A Big Data Approach to Decision Trees - Auxilary Functions

1 minute read

Published:

meanRDD(RDD): eturns the mean value of every features by applying a (class, [features]) to ([features], 1) map, reducing with adding and doing the division [sum of each feature]/n.

def meanRDD(RDD):
    """
        Input: 
            RDD: distributed database in format (class, [features])
        
        Output:
            list with mean values for each feature
    """
    meanVec, n = (RDD
                  .map(lambda sample : (sample[1], 1))
                  .reduce(lambda x,y : (np.array(x[0])+np.array(y[0]),x[1]+y[1]))
                 )
    
    return meanVec/n

featsBinarize(RDD): binarize the features by mapping (class, [features]) to (class, [features] - [means] > 0).

def featsBinarize(RDD):

    """
        Input: 
            RDD: distributed database in format (class, [features])
        
        Output:
            binRDD: distributed database in format (class, [features]) with features binarized by their mean values
    """
    
    mean = meanRDD(RDD)
    
    binRDD = (RDD
                 .map(lambda sample : (sample[0], (sample[1]-mean) > 0))
             )
    
    return binRDD

accuracy(binRDD, predictions): maps (class, [features]) to (class), zips it with predictions, filters class equals prediction, counts and do the division by the total of samples to return accuracy.

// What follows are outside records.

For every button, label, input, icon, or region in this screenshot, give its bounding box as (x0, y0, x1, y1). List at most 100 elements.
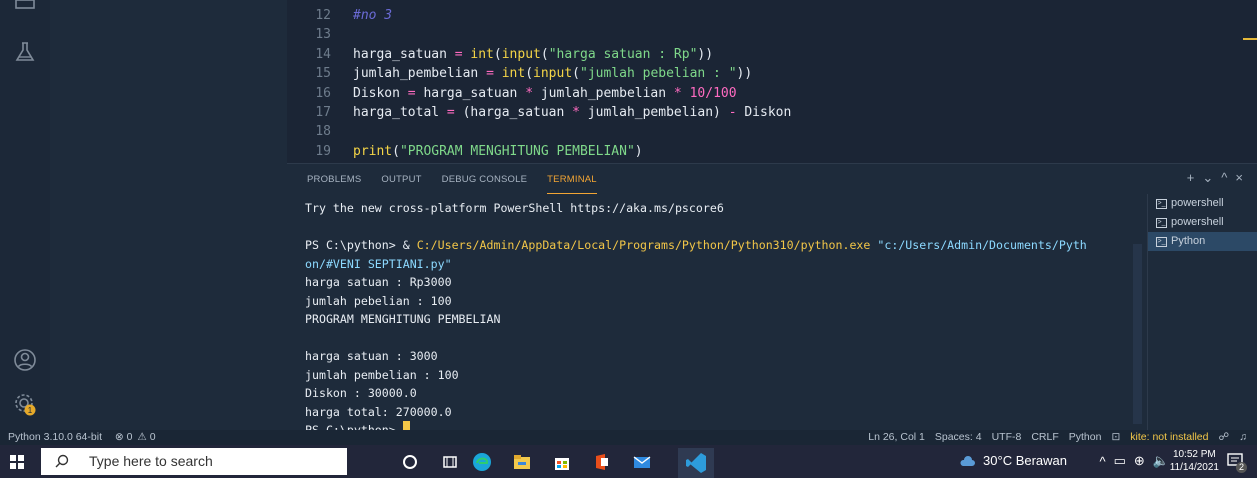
new-terminal-icon[interactable]: + (1187, 170, 1195, 186)
line-number: 17 (315, 105, 331, 120)
terminal-instance-powershell[interactable]: >_ powershell (1148, 194, 1257, 213)
terminal-icon: >_ (1156, 236, 1167, 247)
code-editor[interactable]: 12 #no 3 13 14 harga_satuan = int(input("har… (287, 0, 1257, 163)
notifications-count: 2 (1236, 462, 1247, 473)
weather-text: 30°C Berawan (983, 453, 1067, 468)
terminal-command-wrap: on/#VENI SEPTIANI.py" (305, 256, 452, 271)
terminal-line: jumlah pebelian : 100 (305, 293, 452, 308)
panel-tabs: PROBLEMS OUTPUT DEBUG CONSOLE TERMINAL (307, 174, 597, 194)
bottom-panel: PROBLEMS OUTPUT DEBUG CONSOLE TERMINAL +… (287, 163, 1257, 437)
kite-status[interactable]: kite: not installed (1130, 430, 1208, 445)
search-placeholder: Type here to search (89, 453, 213, 469)
errors-count[interactable]: ⊗ 0 (115, 431, 133, 443)
network-globe-icon[interactable]: ⊕ (1134, 453, 1145, 469)
tab-problems[interactable]: PROBLEMS (307, 174, 361, 194)
code-line[interactable]: 15 jumlah_pembelian = int(input("jumlah p… (287, 64, 1257, 83)
terminal-line: Try the new cross-platform PowerShell ht… (305, 201, 724, 215)
cortana-icon[interactable] (400, 452, 420, 472)
code-text: Diskon = harga_satuan * jumlah_pembelian… (353, 85, 737, 101)
file-explorer-icon[interactable] (512, 452, 532, 472)
terminal-line: Diskon : 30000.0 (305, 386, 417, 400)
cloud-icon (960, 455, 976, 466)
side-bar (50, 0, 287, 430)
line-number: 14 (315, 46, 331, 62)
clock-date: 11/14/2021 (1169, 462, 1219, 473)
code-line[interactable]: 18 (287, 122, 1257, 141)
terminal-output[interactable]: Try the new cross-platform PowerShell ht… (305, 199, 1135, 440)
panel-actions: + ⌄ ^ × (1187, 170, 1243, 186)
account-icon[interactable] (13, 348, 37, 372)
maximize-panel-icon[interactable]: ^ (1221, 170, 1227, 186)
terminal-dropdown-icon[interactable]: ⌄ (1202, 170, 1213, 186)
terminal-instances-list: >_ powershell >_ powershell >_ Python (1147, 194, 1257, 431)
taskbar-search[interactable]: Type here to search (41, 448, 347, 475)
code-text: #no 3 (353, 8, 393, 23)
explorer-icon[interactable] (13, 0, 37, 12)
terminal-scrollbar[interactable] (1133, 244, 1142, 424)
tab-output[interactable]: OUTPUT (381, 174, 421, 194)
terminal-line: harga satuan : 3000 (305, 349, 438, 363)
microsoft-store-icon[interactable] (552, 452, 572, 472)
language-mode[interactable]: Python (1069, 430, 1102, 445)
edge-browser-icon[interactable] (472, 452, 492, 472)
activity-bar: 1 (0, 0, 50, 430)
tab-terminal[interactable]: TERMINAL (547, 174, 597, 194)
terminal-line: harga satuan : Rp3000 (305, 275, 452, 289)
settings-gear-icon[interactable]: 1 (13, 392, 37, 416)
code-text: jumlah_pembelian = int(input("jumlah peb… (353, 66, 753, 82)
system-tray: ^ ▭ ⊕ 🔈 (1100, 453, 1170, 469)
line-ending[interactable]: CRLF (1031, 430, 1058, 445)
terminal-command: PS C:\python> & C:/Users/Admin/AppData/L… (305, 238, 1087, 252)
terminal-instance-python[interactable]: >_ Python (1148, 232, 1257, 251)
code-line[interactable]: 12 #no 3 (287, 6, 1257, 25)
windows-taskbar: Type here to search 30°C Berawan ^ ▭ ⊕ 🔈… (0, 445, 1257, 478)
line-number: 15 (315, 66, 331, 82)
code-line[interactable]: 19 print("PROGRAM MENGHITUNG PEMBELIAN") (287, 142, 1257, 161)
code-text: print("PROGRAM MENGHITUNG PEMBELIAN") (353, 143, 643, 159)
code-text: harga_total = (harga_satuan * jumlah_pem… (353, 105, 792, 120)
testing-flask-icon[interactable] (13, 40, 37, 64)
terminal-icon: >_ (1156, 217, 1167, 228)
mail-icon[interactable] (632, 452, 652, 472)
settings-badge: 1 (28, 406, 33, 415)
notifications-bell-icon[interactable]: ♫ (1239, 430, 1247, 445)
battery-icon[interactable]: ▭ (1114, 453, 1126, 469)
line-number: 13 (315, 27, 331, 43)
code-line[interactable]: 13 (287, 25, 1257, 44)
status-bar: Python 3.10.0 64-bit ⊗ 0 ⚠ 0 Ln 26, Col … (0, 430, 1257, 445)
line-number: 19 (315, 143, 331, 159)
show-hidden-icons-icon[interactable]: ^ (1100, 454, 1106, 469)
warnings-count[interactable]: ⚠ 0 (137, 431, 155, 443)
code-line[interactable]: 14 harga_satuan = int(input("harga satuan… (287, 45, 1257, 64)
indentation[interactable]: Spaces: 4 (935, 430, 982, 445)
encoding[interactable]: UTF-8 (992, 430, 1022, 445)
code-line[interactable]: 16 Diskon = harga_satuan * jumlah_pembeli… (287, 84, 1257, 103)
close-panel-icon[interactable]: × (1235, 170, 1243, 186)
search-icon (55, 454, 69, 468)
terminal-line: PROGRAM MENGHITUNG PEMBELIAN (305, 312, 501, 326)
volume-icon[interactable]: 🔈 (1153, 453, 1169, 469)
notifications-icon[interactable]: 2 (1227, 453, 1247, 473)
terminal-instance-powershell[interactable]: >_ powershell (1148, 213, 1257, 232)
taskbar-clock[interactable]: 10:52 PM 11/14/2021 (1170, 448, 1219, 474)
feedback-icon[interactable]: ☍ (1218, 430, 1229, 445)
code-line[interactable]: 17 harga_total = (harga_satuan * jumlah_p… (287, 103, 1257, 122)
line-number: 18 (315, 124, 331, 140)
line-number: 12 (315, 8, 331, 23)
line-number: 16 (315, 85, 331, 101)
tab-debug-console[interactable]: DEBUG CONSOLE (442, 174, 527, 194)
python-interpreter[interactable]: Python 3.10.0 64-bit (8, 431, 102, 443)
weather-widget[interactable]: 30°C Berawan (959, 453, 1067, 468)
task-view-icon[interactable] (440, 452, 460, 472)
terminal-line: jumlah pembelian : 100 (305, 367, 459, 382)
windows-start-icon[interactable] (10, 455, 24, 469)
terminal-status-icon: ⊡ (1111, 431, 1121, 443)
terminal-icon: >_ (1156, 198, 1167, 209)
office-icon[interactable] (592, 452, 612, 472)
terminal-line: harga total: 270000.0 (305, 404, 452, 419)
code-text: harga_satuan = int(input("harga satuan :… (353, 46, 714, 62)
cursor-position[interactable]: Ln 26, Col 1 (868, 430, 925, 445)
clock-time: 10:52 PM (1172, 449, 1216, 460)
vscode-taskbar-icon[interactable] (678, 448, 714, 478)
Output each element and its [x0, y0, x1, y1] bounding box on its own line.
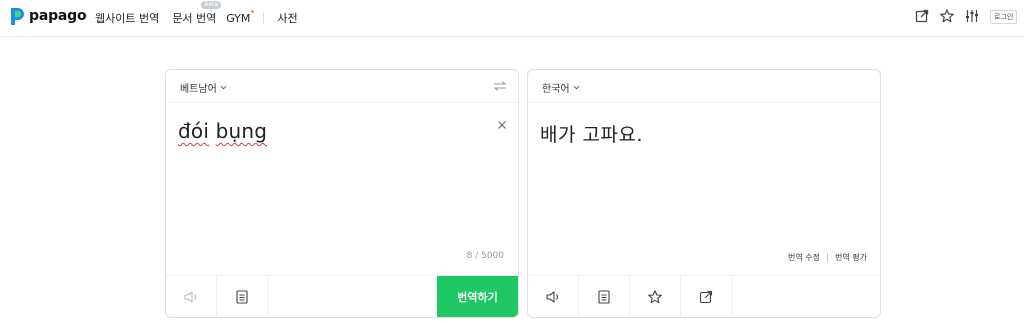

def accuracy(binRDD, predictions):
    
    """
        Input: 
            binRDD      : distributed database in format (class, [features]) with features binarized for train 
            predictions : predictions from the model for the given binRDD

        Output:
            accuracy    : model accuracy for prediction
    """
    
    num = ( binRDD
               .map(lambda sample: sample[0]) 
               .zip(predictions)              
               .filter(lambda sample : sample[0] == sample[1])
               .count() 
             )
              
    return num/predictions.count()

test(binRDD, model): testing function maps each sample with a non-parallel function predict(features, model) that goes through a given tree and returns a predicted class.

def test(binRDD, model):

    """
        Input: 
            binRDD     : distributed database in format (class, [features]) with features binarized for train 
            model      : dictionary with trained decision tree structure in format (index : node)
        
        Output:
            predictions: predictions from the model for the given binRDD
            acurracy   : model accuracy for prediction
    """

    #Time count initialization and printing on prompt
    start_time = time.time()
    print('Test started at:: {}\n'.format(datetime.datetime.now().strftime("%Y-%m-%d %H:%M:%S")))
    
    ###########################################################################################################
          
    predictions = binRDD.map(lambda sample : predict(sample[1], model))
    acc         = accuracy(binRDD, predictions)
       
    ###########################################################################################################
    
    #Calculating elapsed time and printing it on prompt
    elapsed_time = time.time() - start_time
    print('Execution time: {}\n'.format(time.strftime("%H:%M:%S", time.gmtime(elapsed_time))))
    
    return predictions, acc